– Маша, моя напарница. Она вчера руку утюгом прижгла – торопилась, когда халат для работы гладила. Попрошу Новикову глянуть ее.
Через пятнадцать минут Алла Петровна в сопровождении Иры вышла из ординаторской и проследовала в перевязочную. Не теряя времени, Толик ринулся в опустевшую ординаторскую. Он решился на отчаянный шаг: взять ключи и самому достать из сейфа хотя бы одну ампулу промедола. А дальше что-нибудь да придумает.
Беглый осмотр ничего не дал. Расширять поиски становилось опасным: в любую минуту Новикова могла вернуться назад. Он еще раз пробежался глазами по столу, пошарил в ящиках стола, где она сидела, заглянул под низ – вдруг упали? Ключей нигде не было.
– Либо где-то надежно спрятала, либо носит с собой? – с досадой подумал Толик и чертыхнувшись вышел из ординаторской.
И как раз вовремя, так как Алла Петровна уже возвращалась назад. Если бы не какая-то женщина, остановившая ее в коридоре, то будущий доктор наук влип бы сейчас, как кур в ощип. Переговорив с женщиной, Новикова проследовала в ординаторскую и села за рабочий стол, где перед ней громоздилась приличная стопка историй болезни.
– Это надолго, – почти простонал Толик, рассмотрев ее через приоткрытую дверь. – Что же делать?
– Ну что, помогло? – улыбаясь, откуда-то сбоку подошла к нему Ира.
– Да, спасибо, Ирочка. Все замечательно, – натянул он на лицо фальшивую улыбку. – Что бы я без тебя делал.
– А ты обещал рассказать, зачем тебе нужно было выманить Аллу Петровну из ординаторской.
– Разумеется, расскажу. Раз обещал, но чуть попозже.
– Я буду ждать, – кивнула в ответ девушка и пошла в другой конец отделения. Толик вернулся к себе в процедурку. – Надеюсь, ты, как стемнеет, не только одними россказнями ограничишься – томным голосом изрекла она на прощание.
Глядя на висевшие на выкрашенной белой масляной краской стене процедурного кабинета круглые часы, Уварову казалось, что их стрелки прилипли к одному месту и никуда не двигаются. До того медленно потекло время. Тут еще к душевным мукам присовокупились физические: стали подрагивать руки, подкатила тошнота, нарастала непонятная тревога.

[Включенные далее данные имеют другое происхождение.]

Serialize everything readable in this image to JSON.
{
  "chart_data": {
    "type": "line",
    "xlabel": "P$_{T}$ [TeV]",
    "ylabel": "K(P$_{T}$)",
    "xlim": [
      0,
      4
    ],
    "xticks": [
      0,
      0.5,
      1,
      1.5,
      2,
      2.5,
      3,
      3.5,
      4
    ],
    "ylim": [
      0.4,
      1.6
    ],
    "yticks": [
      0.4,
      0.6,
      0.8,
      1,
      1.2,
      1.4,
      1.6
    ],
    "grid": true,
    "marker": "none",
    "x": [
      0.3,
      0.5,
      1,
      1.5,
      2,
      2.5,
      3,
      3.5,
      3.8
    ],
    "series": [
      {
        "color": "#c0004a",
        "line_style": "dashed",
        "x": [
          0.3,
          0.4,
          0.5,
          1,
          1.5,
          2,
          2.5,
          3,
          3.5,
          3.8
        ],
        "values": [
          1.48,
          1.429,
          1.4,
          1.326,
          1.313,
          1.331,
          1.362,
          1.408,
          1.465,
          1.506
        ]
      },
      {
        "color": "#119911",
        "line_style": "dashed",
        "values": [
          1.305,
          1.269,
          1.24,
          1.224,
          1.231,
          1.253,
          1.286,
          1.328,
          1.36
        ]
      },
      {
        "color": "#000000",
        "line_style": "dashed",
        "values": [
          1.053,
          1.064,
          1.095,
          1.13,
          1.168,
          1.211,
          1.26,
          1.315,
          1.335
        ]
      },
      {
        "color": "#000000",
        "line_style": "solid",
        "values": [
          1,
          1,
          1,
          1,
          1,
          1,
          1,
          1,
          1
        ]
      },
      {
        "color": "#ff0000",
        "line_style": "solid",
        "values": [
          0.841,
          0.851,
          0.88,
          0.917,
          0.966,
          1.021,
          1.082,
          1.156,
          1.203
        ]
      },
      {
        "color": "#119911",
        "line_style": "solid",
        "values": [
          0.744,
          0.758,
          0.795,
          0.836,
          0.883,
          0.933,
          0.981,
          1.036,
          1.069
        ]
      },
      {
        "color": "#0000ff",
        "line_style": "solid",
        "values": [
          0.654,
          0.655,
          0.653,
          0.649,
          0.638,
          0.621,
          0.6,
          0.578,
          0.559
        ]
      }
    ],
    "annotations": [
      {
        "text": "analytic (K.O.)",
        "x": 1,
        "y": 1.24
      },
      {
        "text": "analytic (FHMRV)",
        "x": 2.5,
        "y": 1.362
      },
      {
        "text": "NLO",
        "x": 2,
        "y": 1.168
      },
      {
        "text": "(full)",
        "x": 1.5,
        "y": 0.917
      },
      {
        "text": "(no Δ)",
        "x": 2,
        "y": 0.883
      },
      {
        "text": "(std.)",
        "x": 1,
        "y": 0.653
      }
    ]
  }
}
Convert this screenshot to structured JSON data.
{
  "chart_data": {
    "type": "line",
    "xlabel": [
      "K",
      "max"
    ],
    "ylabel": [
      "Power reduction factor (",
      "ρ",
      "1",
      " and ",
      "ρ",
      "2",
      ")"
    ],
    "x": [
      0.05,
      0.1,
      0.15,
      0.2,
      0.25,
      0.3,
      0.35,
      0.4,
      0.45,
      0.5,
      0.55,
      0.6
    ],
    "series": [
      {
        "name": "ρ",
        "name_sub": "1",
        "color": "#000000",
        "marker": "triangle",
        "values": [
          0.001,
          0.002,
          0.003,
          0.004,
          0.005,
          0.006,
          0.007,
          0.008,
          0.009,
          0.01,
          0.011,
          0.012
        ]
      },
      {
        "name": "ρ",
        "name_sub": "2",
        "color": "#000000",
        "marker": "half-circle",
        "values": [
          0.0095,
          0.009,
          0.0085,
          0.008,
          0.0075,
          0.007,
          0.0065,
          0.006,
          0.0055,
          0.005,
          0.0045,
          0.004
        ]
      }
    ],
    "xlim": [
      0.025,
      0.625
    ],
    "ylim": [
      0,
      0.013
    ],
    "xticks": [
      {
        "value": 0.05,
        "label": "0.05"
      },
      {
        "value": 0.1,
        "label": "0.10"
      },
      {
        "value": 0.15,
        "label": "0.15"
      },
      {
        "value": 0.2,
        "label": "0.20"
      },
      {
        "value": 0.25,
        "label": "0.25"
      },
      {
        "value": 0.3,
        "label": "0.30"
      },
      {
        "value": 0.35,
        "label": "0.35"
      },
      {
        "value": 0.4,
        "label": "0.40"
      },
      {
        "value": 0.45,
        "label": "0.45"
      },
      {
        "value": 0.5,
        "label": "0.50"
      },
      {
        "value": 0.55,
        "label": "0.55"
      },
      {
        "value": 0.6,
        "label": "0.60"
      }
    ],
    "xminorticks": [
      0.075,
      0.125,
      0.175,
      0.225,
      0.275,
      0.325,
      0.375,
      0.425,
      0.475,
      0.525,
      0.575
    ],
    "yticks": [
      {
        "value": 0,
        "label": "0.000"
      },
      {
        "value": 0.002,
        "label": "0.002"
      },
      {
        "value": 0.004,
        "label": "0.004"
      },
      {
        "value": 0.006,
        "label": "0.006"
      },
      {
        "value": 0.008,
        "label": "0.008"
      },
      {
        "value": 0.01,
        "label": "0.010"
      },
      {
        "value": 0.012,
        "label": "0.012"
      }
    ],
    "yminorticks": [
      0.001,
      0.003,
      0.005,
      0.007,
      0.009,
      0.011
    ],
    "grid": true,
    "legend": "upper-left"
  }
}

В какой-то момент Толику стало казаться, что он сейчас не один в процедурке, что кто-то посторонний стоит в дальнем углу и пристально смотрит на него. Переборов навалившийся страх, подойдя поближе, он разобрал, что это всего лишь навсего тень от стеклянного шкафа с лекарствами, стоявшего неподалеку.
– Неужели психоз развивается? – со страхом подумал он и тут же отогнал подальше от себя эту не такую уж и беспочвенную мысль. – Что же делать? Что делать?!
– Анатолий, я в терапию пошла, – прервала его невеселые размышления Алла Петровна. – Попросили плевральную пункцию помочь сделать. Если что, я там.
– Ясно, – кивнул Толик, делая вид, что его это мало заботит. Все, надо действовать, или сейчас, или никогда!
Минут через двадцать медбрат хирургического отделения Уваров появился на терапии. Там он не сразу нашел Аллу Петровну, сидящую в клизменной комнате на старом пластмассовом стуле за спиной голого по пояс тощего сморщенного пациента неопределенного возраста, и неспешно откачивала через толстую иглу воткнутую ниже лопатки у того из груди скопившуюся жидкость. Молоденькая медсестра поддерживала больного за плечи.
– А вот вы где, – как можно более индифферентным голосом произнес Уваров, – а я почти всю терапию прошерстил, чтоб вас отыскать.
– Ты меня для чего искал? – не поднимая головы, поинтересовалась Алла Петровна, набирая через торчащую из спины толстую иглу стеклянным шприцем очередную порцию плеврального выпота. – Что-то на хирургии случилось?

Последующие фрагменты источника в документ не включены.